As we gear up for the imminent debut of GDELT 2.0, we are tremendously excited to announce a transformative new addition to GDELT's geographic processing: GDELT's geocoder now estimates the geographic location of each news outlet in the world by monitoring its primary locative focus, and then uses this information to assist the geocoder in processing local and regional press across the globe by helping it understand the "shared contextual background" required to understand each article.

When moving beyond the international Western news outlets that form the basis of much of the current work on watchboarding and political risk assessment, one finds that, as one might expect, local news outlets throughout the world make assumptions about the geographic knowledge of their readers.  A small rural radio station in Guinea, for example, would likely refer only to "Kankan", while a Western news outlet would likely assume its readership is unfamiliar with the geography of Guinea and assist them by listing the city as "Kankan, Guinea", sometimes going as far as to write "Kankan, Guinea, in Western Africa". Similarly, the News Gazette in Champaign, Illinois, frequently refers to "Urbana", assuming its readership will understand all references to "Urbana" mean the neighboring city in Illinois, not the Urbana, also located in a Champaign County, in Ohio.  In this case, the title of the newspaper, the "News Gazette", offers no hint as to whether it is based in Illinois or Ohio.  Disambiguating geographic mentions in the News Gazette requires knowing that it is physically based in Champaign, Illinois in the United States.  Historically the geocoding infrastructure used by GDELT has not taken into account the physical location that source material was published in, since this is frequently not known – GDELT has only a URL or name of a radio or television station to work with.  Indeed, estimating the location of a news outlet is extremely complex.

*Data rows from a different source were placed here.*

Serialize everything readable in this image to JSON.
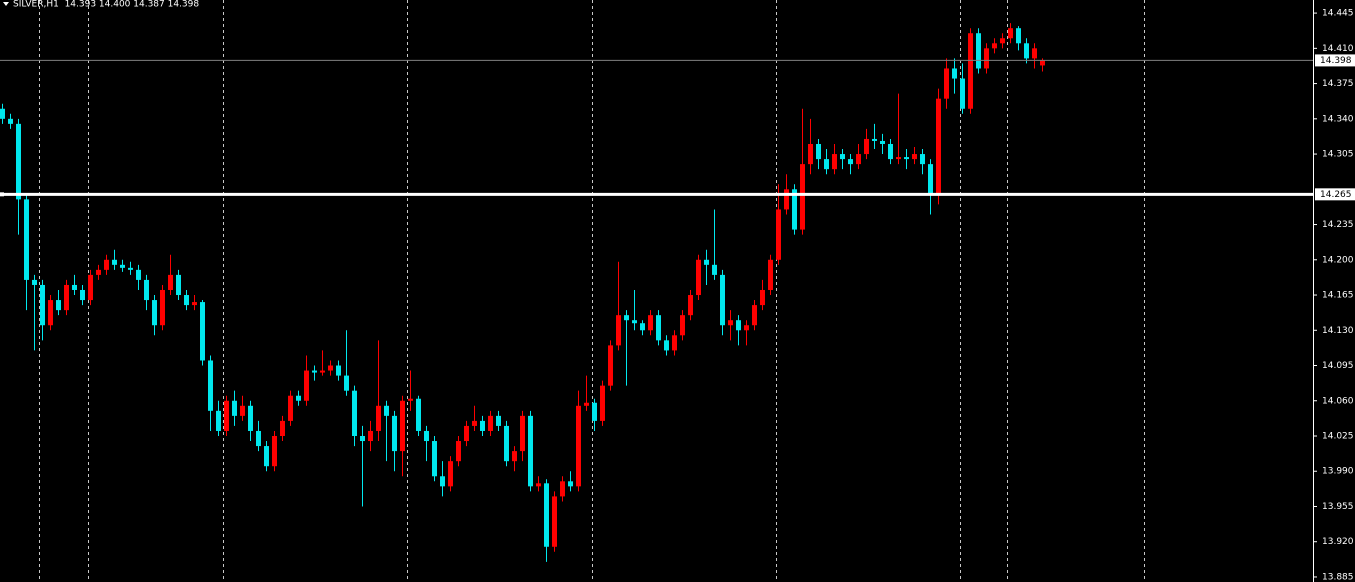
{
  "chart_data": {
    "type": "candlestick",
    "title": "SILVER,H1  14.393 14.400 14.387 14.398",
    "up_color": "#ff0000",
    "down_color": "#00e8ee",
    "ylim": [
      13.88,
      14.458
    ],
    "yticks": [
      14.445,
      {
        "value": 14.41,
        "label": "14.410"
      },
      14.375,
      {
        "value": 14.34,
        "label": "14.340"
      },
      14.305,
      14.235,
      {
        "value": 14.2,
        "label": "14.200"
      },
      14.165,
      {
        "value": 14.13,
        "label": "14.130"
      },
      14.095,
      {
        "value": 14.06,
        "label": "14.060"
      },
      14.025,
      {
        "value": 13.99,
        "label": "13.990"
      },
      13.955,
      {
        "value": 13.92,
        "label": "13.920"
      },
      13.885
    ],
    "price_line": {
      "value": 14.398,
      "label": "14.398",
      "color": "#808080"
    },
    "hline": {
      "value": 14.265,
      "label": "14.265",
      "color": "#ffffff"
    },
    "ohlc": [
      [
        14.35,
        14.355,
        14.335,
        14.34
      ],
      [
        14.34,
        14.345,
        14.33,
        14.335
      ],
      [
        14.335,
        14.34,
        14.225,
        14.26
      ],
      [
        14.26,
        14.265,
        14.15,
        14.18
      ],
      [
        14.18,
        14.185,
        14.11,
        14.175
      ],
      [
        14.175,
        14.18,
        14.12,
        14.135
      ],
      [
        14.135,
        14.165,
        14.13,
        14.16
      ],
      [
        14.16,
        14.17,
        14.145,
        14.15
      ],
      [
        14.15,
        14.18,
        14.145,
        14.175
      ],
      [
        14.175,
        14.185,
        14.165,
        14.17
      ],
      [
        14.17,
        14.175,
        14.155,
        14.16
      ],
      [
        14.16,
        14.19,
        14.155,
        14.185
      ],
      [
        14.185,
        14.195,
        14.18,
        14.19
      ],
      [
        14.19,
        14.205,
        14.185,
        14.2
      ],
      [
        14.2,
        14.21,
        14.19,
        14.195
      ],
      [
        14.195,
        14.2,
        14.188,
        14.192
      ],
      [
        14.192,
        14.198,
        14.185,
        14.19
      ],
      [
        14.19,
        14.195,
        14.17,
        14.18
      ],
      [
        14.18,
        14.185,
        14.15,
        14.16
      ],
      [
        14.16,
        14.165,
        14.125,
        14.135
      ],
      [
        14.135,
        14.175,
        14.13,
        14.17
      ],
      [
        14.17,
        14.205,
        14.165,
        14.185
      ],
      [
        14.185,
        14.19,
        14.16,
        14.165
      ],
      [
        14.165,
        14.17,
        14.15,
        14.155
      ],
      [
        14.155,
        14.165,
        14.15,
        14.158
      ],
      [
        14.158,
        14.16,
        14.095,
        14.1
      ],
      [
        14.1,
        14.105,
        14.03,
        14.05
      ],
      [
        14.05,
        14.06,
        14.025,
        14.03
      ],
      [
        14.03,
        14.065,
        14.025,
        14.06
      ],
      [
        14.06,
        14.07,
        14.035,
        14.045
      ],
      [
        14.045,
        14.065,
        14.04,
        14.055
      ],
      [
        14.055,
        14.06,
        14.02,
        14.03
      ],
      [
        14.03,
        14.04,
        14.01,
        14.015
      ],
      [
        14.015,
        14.02,
        13.99,
        13.995
      ],
      [
        13.995,
        14.03,
        13.99,
        14.025
      ],
      [
        14.025,
        14.045,
        14.02,
        14.04
      ],
      [
        14.04,
        14.07,
        14.035,
        14.065
      ],
      [
        14.065,
        14.07,
        14.055,
        14.06
      ],
      [
        14.06,
        14.105,
        14.055,
        14.09
      ],
      [
        14.09,
        14.095,
        14.08,
        14.088
      ],
      [
        14.088,
        14.11,
        14.085,
        14.09
      ],
      [
        14.09,
        14.1,
        14.085,
        14.095
      ],
      [
        14.095,
        14.1,
        14.08,
        14.085
      ],
      [
        14.085,
        14.13,
        14.065,
        14.07
      ],
      [
        14.07,
        14.075,
        14.015,
        14.025
      ],
      [
        14.025,
        14.035,
        13.955,
        14.02
      ],
      [
        14.02,
        14.04,
        14.01,
        14.03
      ],
      [
        14.03,
        14.12,
        14.02,
        14.055
      ],
      [
        14.055,
        14.06,
        14.0,
        14.045
      ],
      [
        14.045,
        14.05,
        13.99,
        14.01
      ],
      [
        14.01,
        14.065,
        13.985,
        14.06
      ],
      [
        14.06,
        14.09,
        14.05,
        14.062
      ],
      [
        14.062,
        14.065,
        14.025,
        14.03
      ],
      [
        14.03,
        14.035,
        14.0,
        14.02
      ],
      [
        14.02,
        14.025,
        13.98,
        13.985
      ],
      [
        13.985,
        14.0,
        13.965,
        13.975
      ],
      [
        13.975,
        14.005,
        13.97,
        14.0
      ],
      [
        14.0,
        14.025,
        13.995,
        14.02
      ],
      [
        14.02,
        14.04,
        14.015,
        14.035
      ],
      [
        14.035,
        14.055,
        14.03,
        14.04
      ],
      [
        14.04,
        14.045,
        14.025,
        14.03
      ],
      [
        14.03,
        14.05,
        14.025,
        14.045
      ],
      [
        14.045,
        14.05,
        14.03,
        14.035
      ],
      [
        14.035,
        14.04,
        13.995,
        14.0
      ],
      [
        14.0,
        14.015,
        13.99,
        14.01
      ],
      [
        14.01,
        14.05,
        14.0,
        14.045
      ],
      [
        14.045,
        14.05,
        13.97,
        13.975
      ],
      [
        13.975,
        13.985,
        13.97,
        13.978
      ],
      [
        13.978,
        13.982,
        13.9,
        13.915
      ],
      [
        13.915,
        13.97,
        13.91,
        13.965
      ],
      [
        13.965,
        13.985,
        13.96,
        13.98
      ],
      [
        13.98,
        13.99,
        13.97,
        13.975
      ],
      [
        13.975,
        14.07,
        13.97,
        14.055
      ],
      [
        14.055,
        14.085,
        14.05,
        14.058
      ],
      [
        14.058,
        14.062,
        14.03,
        14.04
      ],
      [
        14.04,
        14.08,
        14.035,
        14.075
      ],
      [
        14.075,
        14.12,
        14.07,
        14.115
      ],
      [
        14.115,
        14.198,
        14.11,
        14.145
      ],
      [
        14.145,
        14.15,
        14.075,
        14.14
      ],
      [
        14.14,
        14.17,
        14.13,
        14.137
      ],
      [
        14.137,
        14.14,
        14.125,
        14.13
      ],
      [
        14.13,
        14.15,
        14.125,
        14.145
      ],
      [
        14.145,
        14.15,
        14.115,
        14.12
      ],
      [
        14.12,
        14.125,
        14.105,
        14.11
      ],
      [
        14.11,
        14.13,
        14.105,
        14.125
      ],
      [
        14.125,
        14.15,
        14.12,
        14.145
      ],
      [
        14.145,
        14.17,
        14.14,
        14.165
      ],
      [
        14.165,
        14.205,
        14.16,
        14.2
      ],
      [
        14.2,
        14.21,
        14.175,
        14.195
      ],
      [
        14.195,
        14.25,
        14.18,
        14.185
      ],
      [
        14.185,
        14.19,
        14.125,
        14.135
      ],
      [
        14.135,
        14.15,
        14.12,
        14.14
      ],
      [
        14.14,
        14.145,
        14.115,
        14.13
      ],
      [
        14.13,
        14.14,
        14.115,
        14.135
      ],
      [
        14.135,
        14.16,
        14.13,
        14.155
      ],
      [
        14.155,
        14.18,
        14.15,
        14.17
      ],
      [
        14.17,
        14.205,
        14.165,
        14.2
      ],
      [
        14.2,
        14.275,
        14.195,
        14.25
      ],
      [
        14.25,
        14.285,
        14.245,
        14.27
      ],
      [
        14.27,
        14.275,
        14.225,
        14.23
      ],
      [
        14.23,
        14.35,
        14.225,
        14.295
      ],
      [
        14.295,
        14.34,
        14.285,
        14.315
      ],
      [
        14.315,
        14.32,
        14.29,
        14.3
      ],
      [
        14.3,
        14.31,
        14.285,
        14.29
      ],
      [
        14.29,
        14.315,
        14.285,
        14.305
      ],
      [
        14.305,
        14.31,
        14.29,
        14.3
      ],
      [
        14.3,
        14.305,
        14.285,
        14.295
      ],
      [
        14.295,
        14.315,
        14.29,
        14.305
      ],
      [
        14.305,
        14.33,
        14.3,
        14.32
      ],
      [
        14.32,
        14.335,
        14.31,
        14.318
      ],
      [
        14.318,
        14.325,
        14.305,
        14.315
      ],
      [
        14.315,
        14.32,
        14.295,
        14.3
      ],
      [
        14.3,
        14.365,
        14.295,
        14.302
      ],
      [
        14.302,
        14.31,
        14.29,
        14.3
      ],
      [
        14.3,
        14.312,
        14.295,
        14.305
      ],
      [
        14.305,
        14.31,
        14.285,
        14.295
      ],
      [
        14.295,
        14.3,
        14.245,
        14.265
      ],
      [
        14.265,
        14.37,
        14.255,
        14.36
      ],
      [
        14.36,
        14.4,
        14.35,
        14.39
      ],
      [
        14.39,
        14.4,
        14.365,
        14.38
      ],
      [
        14.38,
        14.395,
        14.345,
        14.35
      ],
      [
        14.35,
        14.43,
        14.345,
        14.425
      ],
      [
        14.425,
        14.43,
        14.385,
        14.39
      ],
      [
        14.39,
        14.415,
        14.385,
        14.41
      ],
      [
        14.41,
        14.42,
        14.405,
        14.415
      ],
      [
        14.415,
        14.425,
        14.41,
        14.42
      ],
      [
        14.42,
        14.435,
        14.415,
        14.43
      ],
      [
        14.43,
        14.432,
        14.408,
        14.415
      ],
      [
        14.415,
        14.42,
        14.395,
        14.4
      ],
      [
        14.4,
        14.415,
        14.39,
        14.41
      ],
      [
        14.393,
        14.4,
        14.387,
        14.398
      ]
    ]
  }
}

With the debut of GDELT 2.0, GDELT now continually examines the geographic footprint of each outlet it monitors across the world on an ongoing basis, attempting to further and further refine its estimate of that outlet's physical location or location of focus.  This information is propagated to the geocoding infrastructure and used in the geocoding process to assist in disambiguating locative mentions in that outlet.

To our knowledge this is one of the first deployments of a geocoding infrastructure that monitors global source material in realtime, estimating the ambiguity and confidence of locative references from each source, using that information to continually refine an estimated location of that outlet, and then feeding that information back into the geocoding process to assist with disambiguation and contextual background knowledge.  Already we are seeing an incredible increase in geographic recovery, especially from local broadcast, print and web outlets across Africa and Latin America, where upwards of 30-60% or greater of coverage of certain topics and types of events (such as small local protests) make assumptions of geographic context that do not allow them to be geocoded without incorporating the shared background context of the outlet's geographic location.

We are incredibly excited about the vastly expanded geographic recovery that this new system is providing GDELT 2.0 and we can't wait to see what you are able to do with it when GDELT 2.0 launches shortly!